NAME SIZE ALLOC FREE CKPOINT EXPANDSZ FRAG CAP DEDUP HEALTH ALTROOT
Pool 74.2T 20.9T 53.3T - - 2% 28% 1.00x ONLINE /mnt
raidz3-0 72.7T 20.9T 51.9T - - 2% 28.7% - ONLINE
gptid/e6a453ca-90cf-11eb-acc9-ac1f6b738b00 9.09T - - - - - - - ONLINE
gptid/e7dfdfc1-90cf-11eb-acc9-ac1f6b738b00 9.09T - - - - - - - ONLINE
gptid/e85bad6d-90cf-11eb-acc9-ac1f6b738b00 9.09T - - - - - - - ONLINE
gptid/6e4220ac-c6b0-11ed-88d6-ac1f6b738b00 9.09T - - - - - - - ONLINE
gptid/e97464f9-90cf-11eb-acc9-ac1f6b738b00 9.09T - - - - - - - ONLINE
gptid/e98fe8b5-90cf-11eb-acc9-ac1f6b738b00 9.09T - - - - - - - ONLINE
gptid/e9d3abb0-90cf-11eb-acc9-ac1f6b738b00 9.09T - - - - - - - ONLINE
gptid/ea54f6eb-90cf-11eb-acc9-ac1f6b738b00 9.09T - - - - - - - ONLINE
special - - - - - - - - -
mirror-2 1.45T 25.8G 1.43T - - 14% 1.73% - ONLINE
da6p1 1.46T - - - - - - - ONLINE
gptid/65cf991f-90d0-11eb-acc9-ac1f6b738b00 1.46T - - - - - - - ONLINE
gptid/6602f626-90d0-11eb-acc9-ac1f6b738b00 1.46T - - - - - - - ONLINE
logs - - - - - - - - -
gptid/b4029892-c0d0-11eb-a3ed-ac1f6b738b00 93.2G 1.65M 93.0G - - 0% 0.00% - ONLINE
cache - - - - - - - - -
gptid/66d6684f-90d0-11eb-acc9-ac1f6b738b00 932G 929G 2.58G - - 0% 99.7% - ONLINE
Cool.I wanted to demonstrate that for pools which already have a sVDEV it’s fairly trivial to figure out how much is being used for planning reasons.

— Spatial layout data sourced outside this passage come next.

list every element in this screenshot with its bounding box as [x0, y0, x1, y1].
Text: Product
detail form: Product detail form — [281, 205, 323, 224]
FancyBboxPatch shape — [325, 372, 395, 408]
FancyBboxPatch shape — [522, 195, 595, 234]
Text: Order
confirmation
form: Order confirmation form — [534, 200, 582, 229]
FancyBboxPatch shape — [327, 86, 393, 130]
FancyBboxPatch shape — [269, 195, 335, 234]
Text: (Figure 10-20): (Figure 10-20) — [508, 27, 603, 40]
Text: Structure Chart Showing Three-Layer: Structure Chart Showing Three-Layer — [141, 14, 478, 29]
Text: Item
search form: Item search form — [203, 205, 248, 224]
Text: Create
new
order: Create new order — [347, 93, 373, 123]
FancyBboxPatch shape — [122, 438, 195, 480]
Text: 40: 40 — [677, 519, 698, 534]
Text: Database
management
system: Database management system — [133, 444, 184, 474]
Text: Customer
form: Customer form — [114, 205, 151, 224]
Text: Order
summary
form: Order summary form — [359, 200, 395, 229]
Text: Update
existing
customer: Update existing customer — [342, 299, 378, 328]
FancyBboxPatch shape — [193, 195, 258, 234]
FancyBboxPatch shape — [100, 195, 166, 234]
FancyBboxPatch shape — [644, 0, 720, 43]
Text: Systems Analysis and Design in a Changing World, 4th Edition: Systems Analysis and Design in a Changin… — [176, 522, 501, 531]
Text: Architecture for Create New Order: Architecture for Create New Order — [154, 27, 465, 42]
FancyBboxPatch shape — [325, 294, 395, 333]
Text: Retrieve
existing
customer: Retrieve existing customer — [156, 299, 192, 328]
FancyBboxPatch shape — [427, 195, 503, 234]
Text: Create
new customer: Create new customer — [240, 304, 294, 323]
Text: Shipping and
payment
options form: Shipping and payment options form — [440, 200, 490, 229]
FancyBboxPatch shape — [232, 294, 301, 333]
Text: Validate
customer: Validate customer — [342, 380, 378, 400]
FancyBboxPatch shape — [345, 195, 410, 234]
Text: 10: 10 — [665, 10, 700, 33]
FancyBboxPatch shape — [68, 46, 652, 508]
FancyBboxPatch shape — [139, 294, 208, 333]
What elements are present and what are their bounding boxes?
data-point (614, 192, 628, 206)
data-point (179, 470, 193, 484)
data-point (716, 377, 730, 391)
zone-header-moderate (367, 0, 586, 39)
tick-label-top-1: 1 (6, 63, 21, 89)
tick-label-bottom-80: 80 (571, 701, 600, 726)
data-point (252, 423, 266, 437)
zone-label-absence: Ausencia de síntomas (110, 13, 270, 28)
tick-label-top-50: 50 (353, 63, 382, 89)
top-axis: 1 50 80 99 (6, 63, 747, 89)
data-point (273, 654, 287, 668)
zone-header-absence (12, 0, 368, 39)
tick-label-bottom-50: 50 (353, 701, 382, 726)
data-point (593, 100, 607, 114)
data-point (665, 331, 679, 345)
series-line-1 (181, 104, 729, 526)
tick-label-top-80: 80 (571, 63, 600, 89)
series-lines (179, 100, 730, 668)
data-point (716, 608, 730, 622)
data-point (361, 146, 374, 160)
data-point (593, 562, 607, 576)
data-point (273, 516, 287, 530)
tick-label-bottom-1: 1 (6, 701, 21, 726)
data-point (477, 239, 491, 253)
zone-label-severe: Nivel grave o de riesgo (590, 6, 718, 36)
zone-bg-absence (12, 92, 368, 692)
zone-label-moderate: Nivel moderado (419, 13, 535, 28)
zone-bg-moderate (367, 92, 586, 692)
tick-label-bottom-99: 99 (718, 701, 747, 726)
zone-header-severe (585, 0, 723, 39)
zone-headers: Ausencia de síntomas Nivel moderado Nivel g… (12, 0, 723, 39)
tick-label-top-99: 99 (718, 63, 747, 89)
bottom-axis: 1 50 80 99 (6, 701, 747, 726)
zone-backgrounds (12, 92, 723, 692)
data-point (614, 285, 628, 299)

In your case, it’s 25.8G
Reporting this somewhere in the UI is a feature request I’d happily vote for if you want to make it.
special - - - - - - - - -
mirror-2 1.45T 25.8G 1.43T - - 14% 1.73% - ONLINE
da6p1 1.46T - - - - - - - ONLINE
gptid/65cf991f-90d0-11eb-acc9-ac1f6b738b00 1.46T - - - - - - - ONLINE
gptid/6602f626-90d0-11eb-acc9-ac1f6b738b00 1.46T - - - - - - - ONLINE
I’ll amend more this weekend and look into your script also. In the meantime, I have a deadline I have to meet. Thank you for your help.
Dumb question - when writing to a single-VDEV rust, what are your transfer speeds like these days? Over 10GbE I recently transferred some large files to 1M recordsize dataset and was amazed at 400MB/s transfer speeds. Is that common now or is the sVDEV impacting this?
I max my 1Gbps copper
Fascinating. I’m only running a single VDEV, so I would have expected your system to be performing closer to 10GbE. Perhaps the NAS was busy with other stuff?